I think I shouldn't, but I'll do it anyway.


----------



## Guest (May 2, 2013)

I always thought "Why _don't _we?" was a more pertinent question...

(...especially if followed by "...do it in the road")


----------



## rrudolph (Sep 15, 2011)

Why shouldn't I (or we)?


----------



## Crudblud (Dec 29, 2011)

Because I like men who wear skirts, damn it!


----------



## MichaelSolo (Mar 12, 2013)

Crudblud said:


> Because I like men who wear skirts, damn it!


Not an excuse.


----------



## science (Oct 14, 2010)

MichaelSolo said:


> Not an excuse.


But he's going to anyway.


----------



## MichaelSolo (Mar 12, 2013)

science said:


> But he's going to anyway.


Yeah____________


----------



## moody (Nov 5, 2011)

Crudblud said:


> Because I like men who wear skirts, damn it!


But do they like you or are they just some wild Scots ?


----------



## moody (Nov 5, 2011)

Why should I,that is the question .
That was the original but Shakespeare decided to change it.


----------



## Mahlerian (Nov 27, 2012)

I shouldn't, I know......


----------



## ptr (Jan 22, 2013)

..just because it might vex someone!

/ptr


----------



## rrudolph (Sep 15, 2011)

ptr said:


> ..just because it might vex someone!
> 
> /ptr


----------



## Kivimees (Feb 16, 2013)

Kieran said:


> Why should you?


If I don't, someone else will.


----------



## superhorn (Mar 23, 2010)

Warum? Pourquois?

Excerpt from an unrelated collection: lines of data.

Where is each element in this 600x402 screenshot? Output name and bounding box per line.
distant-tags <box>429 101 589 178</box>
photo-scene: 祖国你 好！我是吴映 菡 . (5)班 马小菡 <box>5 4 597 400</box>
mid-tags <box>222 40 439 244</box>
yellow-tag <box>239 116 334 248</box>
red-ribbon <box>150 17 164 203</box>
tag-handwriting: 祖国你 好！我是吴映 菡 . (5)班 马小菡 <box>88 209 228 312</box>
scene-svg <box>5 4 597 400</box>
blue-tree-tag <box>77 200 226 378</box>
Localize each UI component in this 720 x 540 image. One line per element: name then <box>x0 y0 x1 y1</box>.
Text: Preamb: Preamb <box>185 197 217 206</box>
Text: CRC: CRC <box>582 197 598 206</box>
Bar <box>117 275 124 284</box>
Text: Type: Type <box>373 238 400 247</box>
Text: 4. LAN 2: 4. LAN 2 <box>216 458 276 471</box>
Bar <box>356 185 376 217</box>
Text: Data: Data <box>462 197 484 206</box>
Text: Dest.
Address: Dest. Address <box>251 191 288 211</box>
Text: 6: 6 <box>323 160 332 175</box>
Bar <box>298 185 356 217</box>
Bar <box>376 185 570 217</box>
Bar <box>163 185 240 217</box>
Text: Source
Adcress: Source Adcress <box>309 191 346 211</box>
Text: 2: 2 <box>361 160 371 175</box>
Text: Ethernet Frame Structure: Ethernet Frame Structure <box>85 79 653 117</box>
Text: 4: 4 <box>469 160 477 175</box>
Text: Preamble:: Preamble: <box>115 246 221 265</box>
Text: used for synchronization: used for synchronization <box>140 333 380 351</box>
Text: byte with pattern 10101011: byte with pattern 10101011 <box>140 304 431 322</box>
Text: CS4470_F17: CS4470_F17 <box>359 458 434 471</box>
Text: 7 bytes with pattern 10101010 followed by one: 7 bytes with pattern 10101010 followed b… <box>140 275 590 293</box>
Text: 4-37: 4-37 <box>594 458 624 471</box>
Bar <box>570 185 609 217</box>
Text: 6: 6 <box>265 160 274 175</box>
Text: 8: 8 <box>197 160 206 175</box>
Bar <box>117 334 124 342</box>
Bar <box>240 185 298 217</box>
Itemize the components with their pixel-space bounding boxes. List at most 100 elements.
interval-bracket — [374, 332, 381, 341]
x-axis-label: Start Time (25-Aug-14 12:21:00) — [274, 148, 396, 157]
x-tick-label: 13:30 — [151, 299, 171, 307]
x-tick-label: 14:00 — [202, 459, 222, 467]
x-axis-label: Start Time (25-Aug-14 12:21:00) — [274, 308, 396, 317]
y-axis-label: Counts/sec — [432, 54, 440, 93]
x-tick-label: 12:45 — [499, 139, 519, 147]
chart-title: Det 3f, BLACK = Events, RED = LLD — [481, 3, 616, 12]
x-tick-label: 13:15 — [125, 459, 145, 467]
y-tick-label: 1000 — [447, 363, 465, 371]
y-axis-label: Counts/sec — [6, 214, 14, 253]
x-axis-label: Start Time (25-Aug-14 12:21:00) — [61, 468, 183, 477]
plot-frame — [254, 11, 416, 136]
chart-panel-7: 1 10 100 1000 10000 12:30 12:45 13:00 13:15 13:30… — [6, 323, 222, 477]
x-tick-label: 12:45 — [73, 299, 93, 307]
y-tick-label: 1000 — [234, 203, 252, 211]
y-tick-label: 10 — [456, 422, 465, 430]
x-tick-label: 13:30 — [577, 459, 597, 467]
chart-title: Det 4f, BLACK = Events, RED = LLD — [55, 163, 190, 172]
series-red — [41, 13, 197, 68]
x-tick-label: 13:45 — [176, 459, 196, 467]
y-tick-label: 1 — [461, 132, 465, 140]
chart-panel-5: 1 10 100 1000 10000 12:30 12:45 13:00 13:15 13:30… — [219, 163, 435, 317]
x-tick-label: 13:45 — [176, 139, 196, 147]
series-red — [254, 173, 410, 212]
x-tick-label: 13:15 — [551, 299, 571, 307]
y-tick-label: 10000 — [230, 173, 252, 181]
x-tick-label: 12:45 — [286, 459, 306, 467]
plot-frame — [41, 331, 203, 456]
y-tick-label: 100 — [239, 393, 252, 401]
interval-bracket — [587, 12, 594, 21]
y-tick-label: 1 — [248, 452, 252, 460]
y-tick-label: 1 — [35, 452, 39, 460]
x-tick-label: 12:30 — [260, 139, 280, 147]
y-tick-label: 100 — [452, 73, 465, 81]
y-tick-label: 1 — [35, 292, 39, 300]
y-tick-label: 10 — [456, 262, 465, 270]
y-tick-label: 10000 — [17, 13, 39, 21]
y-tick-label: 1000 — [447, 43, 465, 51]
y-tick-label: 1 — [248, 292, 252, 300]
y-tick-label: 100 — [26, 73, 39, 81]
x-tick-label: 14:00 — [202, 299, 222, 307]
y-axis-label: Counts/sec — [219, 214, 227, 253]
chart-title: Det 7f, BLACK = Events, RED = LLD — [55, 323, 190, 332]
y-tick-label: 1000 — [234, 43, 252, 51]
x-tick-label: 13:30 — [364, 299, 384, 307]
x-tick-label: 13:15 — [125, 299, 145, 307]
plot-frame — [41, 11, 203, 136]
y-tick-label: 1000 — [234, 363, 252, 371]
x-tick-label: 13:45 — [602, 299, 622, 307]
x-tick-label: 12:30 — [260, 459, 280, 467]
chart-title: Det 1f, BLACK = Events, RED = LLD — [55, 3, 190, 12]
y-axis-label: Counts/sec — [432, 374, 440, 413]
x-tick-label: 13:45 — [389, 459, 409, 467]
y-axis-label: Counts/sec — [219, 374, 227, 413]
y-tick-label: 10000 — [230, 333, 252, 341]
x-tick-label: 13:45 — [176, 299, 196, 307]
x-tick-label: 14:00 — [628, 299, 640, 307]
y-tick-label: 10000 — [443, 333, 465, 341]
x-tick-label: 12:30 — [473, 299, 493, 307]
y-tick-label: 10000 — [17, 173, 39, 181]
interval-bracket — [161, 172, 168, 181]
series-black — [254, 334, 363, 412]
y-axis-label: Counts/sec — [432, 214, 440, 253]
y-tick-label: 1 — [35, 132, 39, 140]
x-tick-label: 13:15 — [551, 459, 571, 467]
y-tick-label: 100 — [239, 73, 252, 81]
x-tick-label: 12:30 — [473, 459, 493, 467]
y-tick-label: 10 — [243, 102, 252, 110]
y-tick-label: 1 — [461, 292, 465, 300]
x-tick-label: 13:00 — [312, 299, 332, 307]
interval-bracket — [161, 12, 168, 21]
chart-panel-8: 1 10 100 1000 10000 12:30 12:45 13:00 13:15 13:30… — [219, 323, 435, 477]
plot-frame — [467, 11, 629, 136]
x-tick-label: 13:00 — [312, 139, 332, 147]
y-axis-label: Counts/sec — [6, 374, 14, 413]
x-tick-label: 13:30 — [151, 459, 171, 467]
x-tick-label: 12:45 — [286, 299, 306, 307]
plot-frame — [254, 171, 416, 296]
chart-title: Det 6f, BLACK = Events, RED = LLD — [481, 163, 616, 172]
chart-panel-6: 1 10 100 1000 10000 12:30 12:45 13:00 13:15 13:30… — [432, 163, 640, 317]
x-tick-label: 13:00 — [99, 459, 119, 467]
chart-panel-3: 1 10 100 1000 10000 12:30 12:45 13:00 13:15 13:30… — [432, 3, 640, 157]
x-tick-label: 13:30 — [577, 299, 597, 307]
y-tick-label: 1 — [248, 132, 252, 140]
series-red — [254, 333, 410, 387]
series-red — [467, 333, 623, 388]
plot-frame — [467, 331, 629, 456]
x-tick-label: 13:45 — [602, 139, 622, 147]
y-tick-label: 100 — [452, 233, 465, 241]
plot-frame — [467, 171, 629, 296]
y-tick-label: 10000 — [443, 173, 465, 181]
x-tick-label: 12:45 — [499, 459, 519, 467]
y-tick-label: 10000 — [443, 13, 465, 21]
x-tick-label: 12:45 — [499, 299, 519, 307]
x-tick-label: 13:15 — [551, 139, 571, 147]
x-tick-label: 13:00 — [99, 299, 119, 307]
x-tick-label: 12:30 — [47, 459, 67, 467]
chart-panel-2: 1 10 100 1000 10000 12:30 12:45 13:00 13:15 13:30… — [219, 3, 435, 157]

Perche ? Pochemu ? Zashto ?


----------



## PetrB (Feb 28, 2012)

Crudblud said:


> Because I like men who wear skirts, damn it!


You're closer to Scotland than I am, I say, 'why not go for it?'


----------



## Mahlerian (Nov 27, 2012)

何故？なぜ？Naze?


----------



## PetrB (Feb 28, 2012)

Indeed. I'm absolutely nonplussed as to why people don't, in deed, do it


----------



## Crudblud (Dec 29, 2011)

Mahlerian said:


> 何故？なぜ？Naze?


それを行う、する必要があります。


----------



## ptr (Jan 22, 2013)

rrudolph said:


> http://www.youtube.com/watch?v=dBhjGIdL5cM


..vexing is fun!

/ptr


----------



## Mahlerian (Nov 27, 2012)

Crudblud said:


> それを行う、する必要があります。


Oh Google Translate...when will you understand grammar?


----------



## Crudblud (Dec 29, 2011)

Mahlerian said:


> Oh Google Translate...when will you understand grammar?


Grammar good Translate is Google never very.


----------